Question

A measuring jar with an internal diameter of $10cm$ is partially filled with water. Four equal spherical balls of a diameter of $2cm$ each are dropped in it and they sink down in the water completely. What will be the change in the level of water in the jar?

Answer 1

Step 1: Find the volume of the immersed spherical balls.

The volume of the immersed spherical balls $=4\times Volumeofoneball$ (Balls are identical i.e. radius are same)

Given that, the diameter of each ball $=2cm$

Thus, the radius of each ball $=\frac{2}{2}cm$ $(Radius=\frac{Diameter}{2})$

$=1cm$

The volume of a sphere of radius $r$ $=\frac{4}{3}{\mathrm{\pi r}}^3$

$$\begin{gathered} =\frac{4}{3}\mathrm{\pi }\times {\left(1\right)}^3 \\ =\frac{4}{3}\mathrm{\pi }{\mathrm{cm}}^3 \end{gathered}$$

The volume of $4$ spherical balls $=4\times \frac{4}{3}\mathrm{\pi }{\mathrm{cm}}^3$

$=\frac{16}{3}\mathrm{\pi }{\mathrm{cm}}^3$

Step 2: Find the volume of water risen in the jar.

Given that, the diameter of the jar $=10cm$

Thus, the radius of the jar $=\frac{10}{2}cm$ $(Radius=\frac{Diameter}{2})$

$=5cm$

After swing the ball in the water of the jar let the volume of water raised by $hcm$

The volume cylinder of height $h$ and radius $r$ $={\mathrm{\pi r}}^2\mathrm{h}$

The volume of water risen in the jar of radius $5cm$ and height $hcm$ $=\mathrm{\pi }{\left(5\right)}^2\mathrm{h}{\mathrm{cm}}^3$

$=25\mathrm{\pi h}{\mathrm{cm}}^3$

Step 3: Find the change in the level of water in the jar.

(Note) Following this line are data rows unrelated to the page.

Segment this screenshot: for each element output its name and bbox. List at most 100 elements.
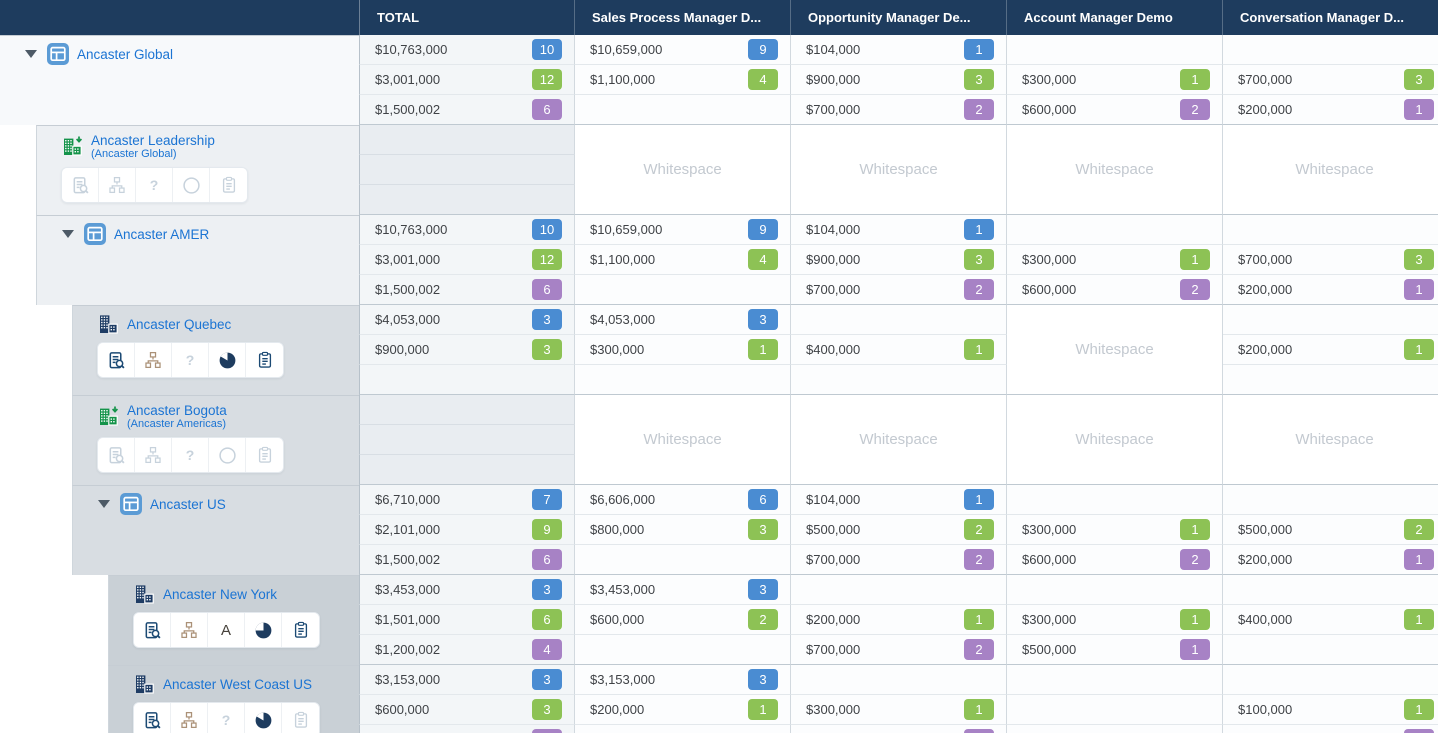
header-total-column[interactable]: TOTAL (360, 0, 575, 35)
value-cell[interactable]: $300,000 1 (1007, 515, 1223, 545)
value-cell[interactable]: $700,000 3 (1223, 65, 1438, 95)
document-search-icon-button[interactable] (134, 613, 171, 647)
question-icon-button: ? (208, 703, 245, 733)
collapse-chevron-icon[interactable] (62, 230, 74, 238)
letter-a-icon-button[interactable]: A (208, 613, 245, 647)
total-cell[interactable]: $900,000 3 (359, 335, 575, 365)
value-cell[interactable]: $6,606,000 6 (575, 485, 791, 515)
value-cell[interactable]: $700,000 2 (791, 635, 1007, 665)
total-cell[interactable]: $4,053,000 3 (359, 305, 575, 335)
value-cell[interactable]: $100,000 1 (1223, 695, 1438, 725)
org-chart-icon-button[interactable] (135, 343, 172, 377)
count-badge: 2 (964, 519, 994, 540)
circle-icon (182, 176, 201, 195)
value-cell[interactable]: $700,000 2 (791, 545, 1007, 575)
total-cell[interactable]: $1,200,002 4 (359, 635, 575, 665)
org-name-link[interactable]: Ancaster Bogota (127, 403, 227, 418)
header-conversation-manager-column[interactable]: Conversation Manager D... (1223, 0, 1438, 35)
header-sales-process-manager-column[interactable]: Sales Process Manager D... (575, 0, 791, 35)
total-cell[interactable]: $3,001,000 12 (359, 65, 575, 95)
value-cell[interactable]: $104,000 1 (791, 215, 1007, 245)
clipboard-icon-button[interactable] (282, 613, 319, 647)
value-cell[interactable]: $600,000 2 (575, 605, 791, 635)
value-cell[interactable]: $3,153,000 3 (575, 665, 791, 695)
data-column: $200,000 1 (1223, 305, 1438, 395)
total-cell[interactable]: $1,500,002 6 (359, 275, 575, 305)
document-search-icon-button[interactable] (98, 343, 135, 377)
value-cell[interactable]: $104,000 1 (791, 35, 1007, 65)
total-cell[interactable]: $10,763,000 10 (359, 35, 575, 65)
value-cell[interactable]: $600,000 2 (1007, 545, 1223, 575)
total-cell[interactable]: $3,001,000 12 (359, 245, 575, 275)
document-search-icon-button[interactable] (134, 703, 171, 733)
clipboard-icon-button[interactable] (246, 343, 283, 377)
circle-icon (218, 446, 237, 465)
value-cell[interactable]: $700,000 2 (791, 95, 1007, 125)
total-cell[interactable]: $3,153,000 3 (359, 665, 575, 695)
org-name-wrap: Ancaster West Coast US (163, 677, 312, 692)
org-name-link[interactable]: Ancaster New York (163, 586, 278, 602)
value-cell[interactable]: $700,000 3 (1223, 245, 1438, 275)
collapse-chevron-icon[interactable] (98, 500, 110, 508)
pie-quarter-icon-button[interactable] (245, 613, 282, 647)
org-name-link[interactable]: Ancaster AMER (114, 226, 210, 242)
value-cell[interactable]: $400,000 1 (791, 335, 1007, 365)
total-cell[interactable]: $1,501,000 6 (359, 605, 575, 635)
value-cell[interactable]: $300,000 1 (1007, 605, 1223, 635)
total-cell[interactable]: $3,453,000 3 (359, 575, 575, 605)
document-search-icon (143, 711, 162, 730)
data-column: $3,453,000 3 $600,000 2 (575, 575, 791, 665)
cell-value: $1,500,002 (375, 552, 441, 567)
value-cell[interactable]: $300,000 1 (575, 335, 791, 365)
total-cell[interactable]: $600,000 3 (359, 695, 575, 725)
org-chart-icon-button[interactable] (171, 703, 208, 733)
value-cell[interactable]: $3,453,000 3 (575, 575, 791, 605)
value-cell[interactable]: $200,000 1 (1223, 545, 1438, 575)
value-cell[interactable]: $1,100,000 4 (575, 65, 791, 95)
value-cell[interactable]: $104,000 1 (791, 485, 1007, 515)
org-name-link[interactable]: Ancaster Quebec (127, 316, 232, 332)
value-cell[interactable]: $700,000 2 (791, 275, 1007, 305)
header-account-manager-column[interactable]: Account Manager Demo (1007, 0, 1223, 35)
total-cell[interactable]: $1,500,002 6 (359, 95, 575, 125)
value-cell[interactable]: $200,000 1 (1223, 275, 1438, 305)
value-cell[interactable]: $200,000 1 (1223, 95, 1438, 125)
org-name-link[interactable]: Ancaster US (150, 496, 226, 512)
cell-value: $3,001,000 (375, 72, 441, 87)
value-cell[interactable]: $300,000 1 (1007, 245, 1223, 275)
total-cell[interactable]: $10,763,000 10 (359, 215, 575, 245)
value-cell[interactable]: $800,000 3 (575, 515, 791, 545)
total-cell (359, 455, 575, 485)
value-cell[interactable]: $4,053,000 3 (575, 305, 791, 335)
cell-value: $600,000 (590, 612, 645, 627)
total-cell[interactable]: $1,500,002 6 (359, 545, 575, 575)
pie-notch-icon-button[interactable] (209, 343, 246, 377)
org-name-link[interactable]: Ancaster West Coast US (163, 676, 313, 692)
value-cell[interactable]: $600,000 2 (1007, 275, 1223, 305)
value-cell[interactable]: $500,000 2 (1223, 515, 1438, 545)
value-cell[interactable]: $900,000 3 (791, 65, 1007, 95)
header-opportunity-manager-column[interactable]: Opportunity Manager De... (791, 0, 1007, 35)
value-cell[interactable]: $900,000 3 (791, 245, 1007, 275)
value-cell[interactable]: $200,000 1 (575, 695, 791, 725)
org-chart-icon-button[interactable] (171, 613, 208, 647)
value-cell[interactable]: $600,000 2 (1007, 95, 1223, 125)
value-cell[interactable]: $1,100,000 4 (575, 245, 791, 275)
total-cell[interactable]: $2,101,000 9 (359, 515, 575, 545)
value-cell[interactable]: $300,000 1 (1007, 65, 1223, 95)
value-cell[interactable]: $300,000 1 (791, 695, 1007, 725)
pie-notch-icon-button[interactable] (245, 703, 282, 733)
value-cell[interactable]: $10,659,000 9 (575, 35, 791, 65)
org-name-link[interactable]: Ancaster Leadership (91, 133, 215, 148)
cell-value: $300,000 (1022, 72, 1077, 87)
value-cell (575, 635, 791, 665)
value-cell[interactable]: $10,659,000 9 (575, 215, 791, 245)
value-cell[interactable]: $500,000 1 (1007, 635, 1223, 665)
collapse-chevron-icon[interactable] (25, 50, 37, 58)
total-cell[interactable]: $6,710,000 7 (359, 485, 575, 515)
org-name-link[interactable]: Ancaster Global (77, 46, 174, 62)
value-cell[interactable]: $400,000 1 (1223, 605, 1438, 635)
value-cell[interactable]: $200,000 1 (1223, 335, 1438, 365)
value-cell[interactable]: $200,000 1 (791, 605, 1007, 635)
value-cell[interactable]: $500,000 2 (791, 515, 1007, 545)
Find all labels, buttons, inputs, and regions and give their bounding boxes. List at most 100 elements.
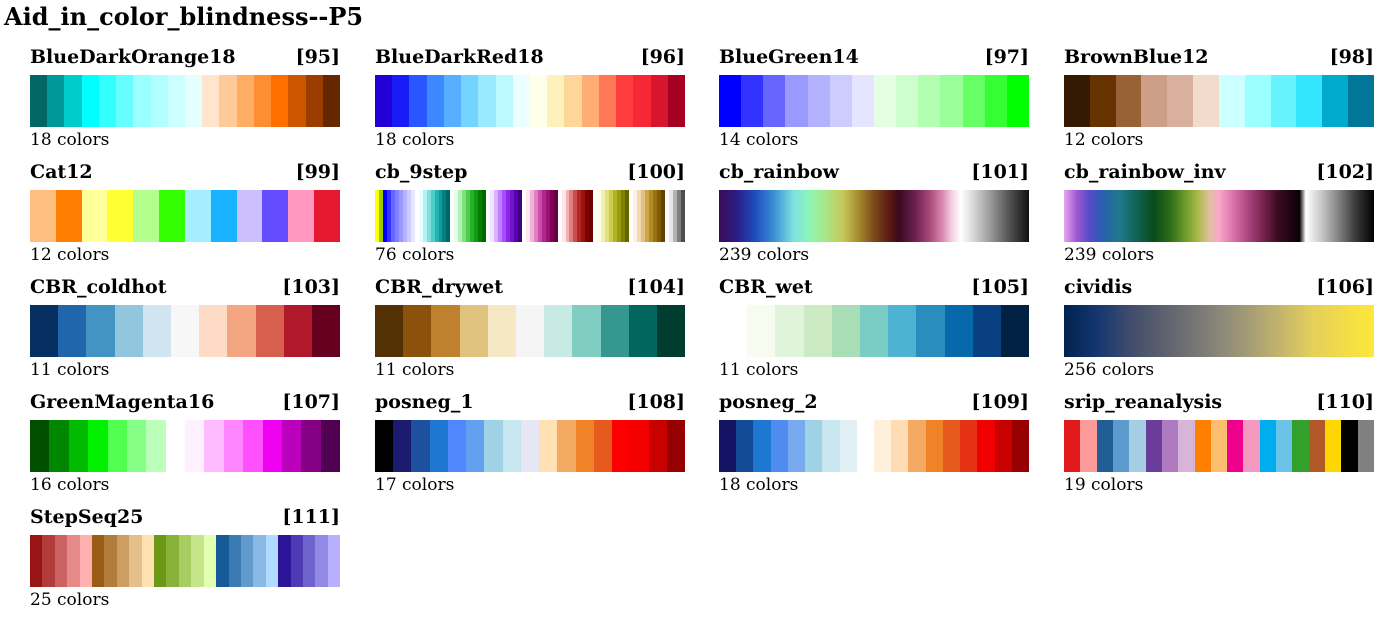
color-swatch — [577, 190, 582, 242]
color-swatch — [940, 75, 963, 127]
color-swatch — [458, 190, 463, 242]
color-swatch — [141, 535, 155, 587]
color-swatch — [390, 190, 395, 242]
color-count: 239 colors — [719, 245, 810, 265]
color-swatch — [375, 420, 394, 472]
color-swatch — [184, 75, 203, 127]
color-swatch — [597, 190, 602, 242]
color-swatch — [573, 190, 578, 242]
color-swatch — [271, 75, 289, 127]
color-swatch — [1129, 420, 1146, 472]
color-count: 11 colors — [375, 360, 455, 380]
color-swatch — [680, 190, 685, 242]
color-swatch — [486, 190, 491, 242]
color-swatch — [656, 305, 686, 357]
color-swatch — [984, 75, 1007, 127]
color-swatch — [498, 190, 502, 242]
colormap-card: CBR_coldhot [103] 11 colors — [30, 276, 341, 386]
color-swatch — [600, 305, 629, 357]
color-swatch — [210, 190, 237, 242]
color-swatch — [142, 305, 171, 357]
color-swatch — [1096, 420, 1113, 472]
color-swatch — [1276, 420, 1293, 472]
color-swatch — [719, 75, 742, 127]
color-swatch — [443, 75, 462, 127]
color-swatch — [1194, 420, 1211, 472]
color-swatch — [925, 420, 943, 472]
color-swatch — [785, 75, 808, 127]
color-swatch — [612, 420, 631, 472]
color-swatch — [98, 75, 117, 127]
color-swatch — [1270, 75, 1297, 127]
color-swatch — [521, 190, 526, 242]
color-swatch — [541, 190, 546, 242]
color-ramp — [375, 75, 685, 127]
color-swatch — [191, 535, 204, 587]
color-swatch — [30, 420, 50, 472]
color-swatch — [288, 75, 306, 127]
color-swatch — [1089, 75, 1116, 127]
color-swatch — [450, 190, 455, 242]
color-swatch — [1357, 420, 1374, 472]
color-swatch — [505, 190, 510, 242]
color-swatch — [502, 190, 506, 242]
color-swatch — [253, 535, 266, 587]
color-swatch — [569, 190, 574, 242]
color-swatch — [262, 420, 282, 472]
color-ramp — [30, 190, 340, 242]
color-swatch — [908, 420, 926, 472]
color-swatch — [322, 75, 340, 127]
colormap-header: BlueDarkRed18 [96] — [375, 46, 685, 72]
color-swatch — [107, 420, 127, 472]
color-swatch — [719, 305, 748, 357]
color-swatch — [262, 190, 289, 242]
color-swatch — [170, 305, 200, 357]
color-swatch — [575, 420, 594, 472]
color-swatch — [228, 535, 241, 587]
color-swatch — [86, 305, 115, 357]
color-swatch — [133, 190, 160, 242]
color-swatch — [916, 305, 945, 357]
color-swatch — [544, 305, 573, 357]
color-swatch — [1210, 420, 1228, 472]
color-swatch — [787, 420, 806, 472]
color-swatch — [1218, 75, 1245, 127]
color-swatch — [529, 190, 534, 242]
color-count: 16 colors — [30, 475, 110, 495]
color-swatch — [1325, 420, 1342, 472]
color-swatch — [572, 305, 601, 357]
colormap-card: GreenMagenta16 [107] 16 colors — [30, 391, 340, 501]
color-swatch — [278, 535, 291, 587]
color-swatch — [49, 420, 69, 472]
colormap-card: CBR_drywet [104] 11 colors — [375, 276, 686, 386]
colormap-header: BrownBlue12 [98] — [1064, 46, 1374, 72]
colormap-index: [103] — [282, 276, 340, 298]
color-ramp — [375, 190, 685, 242]
colormap-index: [111] — [282, 506, 340, 528]
color-swatch — [466, 190, 471, 242]
color-swatch — [382, 190, 387, 242]
color-swatch — [203, 535, 217, 587]
color-ramp — [1064, 75, 1374, 127]
color-swatch — [314, 190, 340, 242]
colormap-index: [109] — [971, 391, 1029, 413]
color-swatch — [1064, 75, 1090, 127]
color-count: 14 colors — [719, 130, 799, 150]
colormap-header: posneg_1 [108] — [375, 391, 685, 417]
color-swatch — [640, 190, 645, 242]
color-swatch — [1000, 305, 1030, 357]
colormap-name: cb_rainbow_inv — [1064, 161, 1226, 183]
color-swatch — [753, 420, 771, 472]
color-swatch — [545, 190, 550, 242]
color-swatch — [664, 190, 669, 242]
color-swatch — [320, 420, 340, 472]
color-swatch — [447, 420, 467, 472]
color-swatch — [494, 190, 499, 242]
color-swatch — [616, 75, 634, 127]
color-swatch — [47, 75, 65, 127]
colormap-name: BlueDarkOrange18 — [30, 46, 236, 68]
color-swatch — [42, 535, 55, 587]
color-ramp — [719, 305, 1030, 357]
color-swatch — [741, 75, 764, 127]
color-swatch — [165, 420, 185, 472]
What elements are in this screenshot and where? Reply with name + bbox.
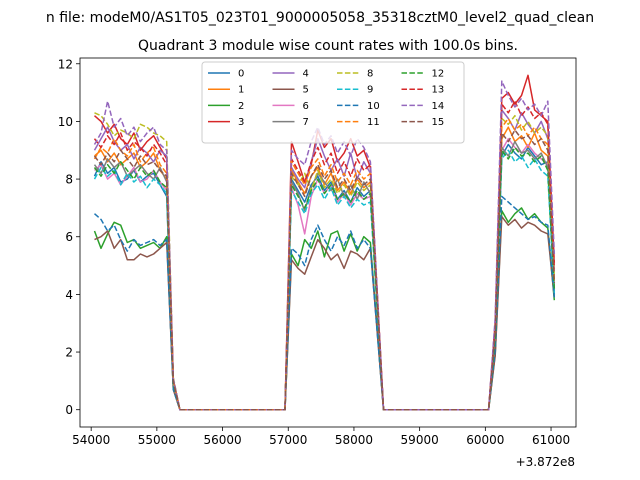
y-tick-label: 8 [65,173,73,187]
figure-suptitle: n file: modeM0/AS1T05_023T01_9000005058_… [46,10,594,26]
x-tick-label: 56000 [203,433,241,447]
x-tick-label: 57000 [269,433,307,447]
legend-item-11: 11 [337,117,380,128]
legend-item-3: 3 [208,117,244,128]
series-layer [93,74,556,411]
legend-label: 8 [367,69,373,80]
series-line-13 [93,100,556,411]
legend-label: 7 [303,117,309,128]
legend-item-8: 8 [337,69,373,80]
legend-label: 1 [238,85,244,96]
series-line-5 [94,215,556,411]
legend-item-7: 7 [272,117,309,128]
legend-item-0: 0 [208,69,244,80]
series-line-6 [94,137,556,411]
legend-item-14: 14 [401,101,445,112]
legend-item-9: 9 [337,85,373,96]
legend-box [201,61,465,144]
legend-label: 6 [303,101,309,112]
y-tick-label: 12 [58,57,73,71]
x-tick-label: 60000 [466,433,504,447]
y-axis: 0 2 4 6 8 10 12 [58,57,80,417]
legend-item-4: 4 [272,69,309,80]
x-tick-label: 54000 [72,433,110,447]
legend-item-6: 6 [272,101,309,112]
y-tick-label: 2 [65,346,73,360]
x-offset-label: +3.872e8 [516,455,575,469]
x-tick-label: 59000 [401,433,439,447]
x-tick-label: 61000 [532,433,570,447]
legend-item-13: 13 [401,85,445,96]
y-tick-label: 10 [58,115,73,129]
legend-label: 14 [432,101,445,112]
series-line-11 [93,117,556,411]
legend-item-1: 1 [208,85,244,96]
legend-label: 9 [367,85,373,96]
legend-label: 4 [303,69,309,80]
series-line-10 [94,195,556,411]
series-line-7 [93,140,556,411]
legend-item-15: 15 [401,117,445,128]
legend-label: 0 [238,69,244,80]
y-tick-label: 4 [65,288,73,302]
x-tick-label: 58000 [335,433,373,447]
series-line-2 [93,207,556,411]
legend-label: 13 [432,85,445,96]
legend-label: 5 [303,85,309,96]
series-line-4 [93,109,556,411]
legend-label: 15 [432,117,445,128]
legend-label: 11 [367,117,380,128]
legend-label: 12 [432,69,445,80]
legend-label: 3 [238,117,244,128]
legend-item-12: 12 [401,69,445,80]
y-tick-label: 6 [65,230,73,244]
y-tick-label: 0 [65,403,73,417]
chart-title: Quadrant 3 module wise count rates with … [138,38,518,54]
axes-frame [79,57,577,428]
x-axis: 54000 55000 56000 57000 58000 59000 60000 61000 [72,427,570,447]
series-line-15 [93,129,556,411]
legend-item-10: 10 [337,101,380,112]
legend-item-5: 5 [272,85,309,96]
legend-label: 2 [238,101,244,112]
x-tick-label: 55000 [138,433,176,447]
legend-item-2: 2 [208,101,244,112]
legend-label: 10 [367,101,380,112]
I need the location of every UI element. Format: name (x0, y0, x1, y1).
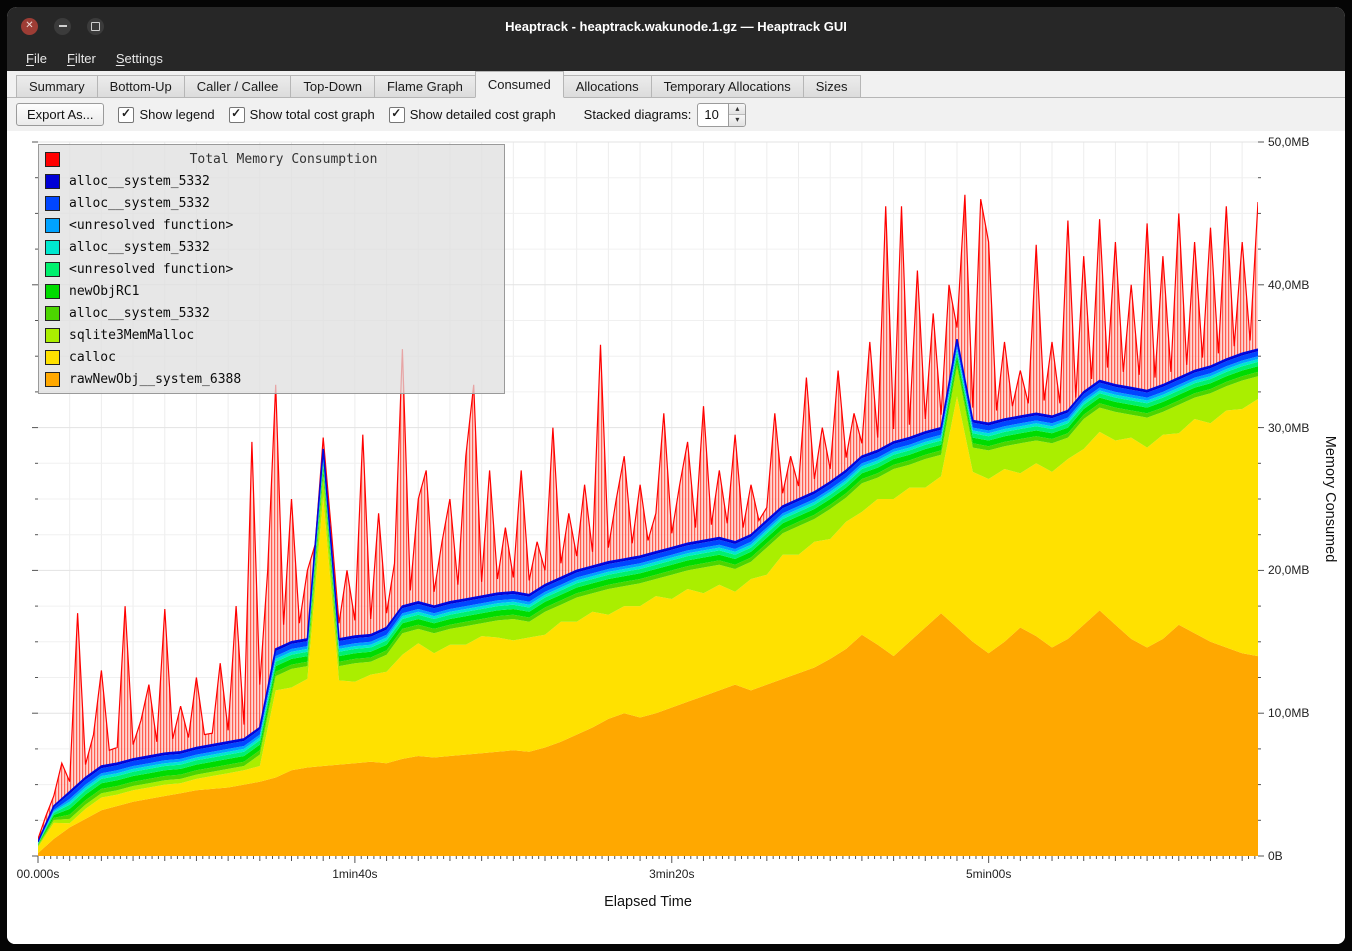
legend-color-swatch (45, 305, 60, 321)
legend-color-swatch (45, 371, 60, 387)
checkbox-label: Show total cost graph (249, 107, 375, 122)
legend-item: rawNewObj__system_6388 (43, 368, 500, 390)
menu-filter[interactable]: Filter (66, 50, 96, 66)
stacked-diagrams-group: Stacked diagrams: 10 ▴ ▾ (583, 102, 747, 127)
legend-item-label: <unresolved function> (69, 261, 234, 277)
legend-item-label: alloc__system_5332 (69, 173, 210, 189)
legend-title: Total Memory Consumption (189, 151, 378, 167)
legend-item: alloc__system_5332 (43, 302, 500, 324)
memory-consumption-chart[interactable] (7, 131, 1345, 944)
x-tick-label: 00.000s (16, 867, 60, 881)
legend-color-swatch (45, 217, 60, 233)
tab-sizes[interactable]: Sizes (802, 75, 861, 98)
legend-item-label: sqlite3MemMalloc (69, 327, 195, 343)
spinbox-up-button[interactable]: ▴ (729, 103, 746, 115)
spinbox-down-button[interactable]: ▾ (729, 115, 746, 126)
legend-item-label: alloc__system_5332 (69, 305, 210, 321)
legend-item: newObjRC1 (43, 280, 500, 302)
checkbox-label: Show legend (139, 107, 215, 122)
tab-consumed[interactable]: Consumed (474, 71, 564, 98)
tab-summary[interactable]: Summary (16, 75, 98, 98)
toolbar: Export As... Show legend Show total cost … (7, 98, 1345, 131)
menubar: File Filter Settings (7, 45, 1345, 71)
chart-area: Total Memory Consumption alloc__system_53… (7, 131, 1345, 944)
legend-item-label: <unresolved function> (69, 217, 234, 233)
axis-ticks (32, 141, 1264, 863)
tab-flame-graph[interactable]: Flame Graph (373, 75, 476, 98)
x-tick-label: 1min40s (332, 867, 378, 881)
checkbox-box[interactable] (388, 106, 405, 123)
legend-item: alloc__system_5332 (43, 192, 500, 214)
tab-caller-callee[interactable]: Caller / Callee (183, 75, 292, 98)
legend-item: alloc__system_5332 (43, 170, 500, 192)
spinbox-buttons: ▴ ▾ (728, 103, 746, 126)
legend-item-label: rawNewObj__system_6388 (69, 371, 242, 387)
maximize-button[interactable] (87, 17, 104, 35)
chart-legend: Total Memory Consumption alloc__system_53… (38, 144, 505, 394)
legend-color-swatch (45, 239, 60, 255)
checkbox-label: Show detailed cost graph (409, 107, 556, 122)
x-axis-title: Elapsed Time (604, 894, 692, 910)
close-icon (25, 21, 33, 31)
export-as-button[interactable]: Export As... (16, 103, 105, 126)
tab-top-down[interactable]: Top-Down (290, 75, 375, 98)
legend-title-row: Total Memory Consumption (43, 148, 500, 170)
checkbox-show-detailed-cost-graph[interactable]: Show detailed cost graph (388, 106, 556, 123)
checkbox-show-legend[interactable]: Show legend (118, 106, 215, 123)
window-controls (21, 7, 104, 45)
stacked-diagrams-spinbox[interactable]: 10 ▴ ▾ (697, 102, 747, 127)
y-tick-label: 30,0MB (1268, 420, 1310, 435)
arrow-up-icon: ▴ (735, 103, 740, 113)
menu-file[interactable]: File (26, 50, 47, 66)
legend-color-swatch (45, 151, 60, 167)
y-axis-title: Memory Consumed (1322, 435, 1338, 563)
legend-item: calloc (43, 346, 500, 368)
legend-item: alloc__system_5332 (43, 236, 500, 258)
legend-color-swatch (45, 283, 60, 299)
tab-temporary-allocations[interactable]: Temporary Allocations (650, 75, 804, 98)
y-tick-label: 20,0MB (1268, 563, 1310, 578)
y-tick-label: 10,0MB (1268, 706, 1310, 721)
chart-series (38, 194, 1258, 856)
legend-color-swatch (45, 349, 60, 365)
x-tick-label: 5min00s (965, 867, 1012, 881)
menu-settings[interactable]: Settings (115, 50, 163, 66)
y-tick-label: 40,0MB (1268, 277, 1310, 292)
maximize-icon (91, 22, 100, 31)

The volume of the water rise in the jar $=$ Volume of the immersed spherical balls

$\begin{array}{rcl}\therefore 25\pi h& =& \frac{16}{3}\pi \\ & \Rightarrow & h=\frac{16}{3\times 25}\\ & \Rightarrow & h=\frac{16}{75}cm\end{array}$

Hencee, the level of water is raised by $\frac{16}{75}cm$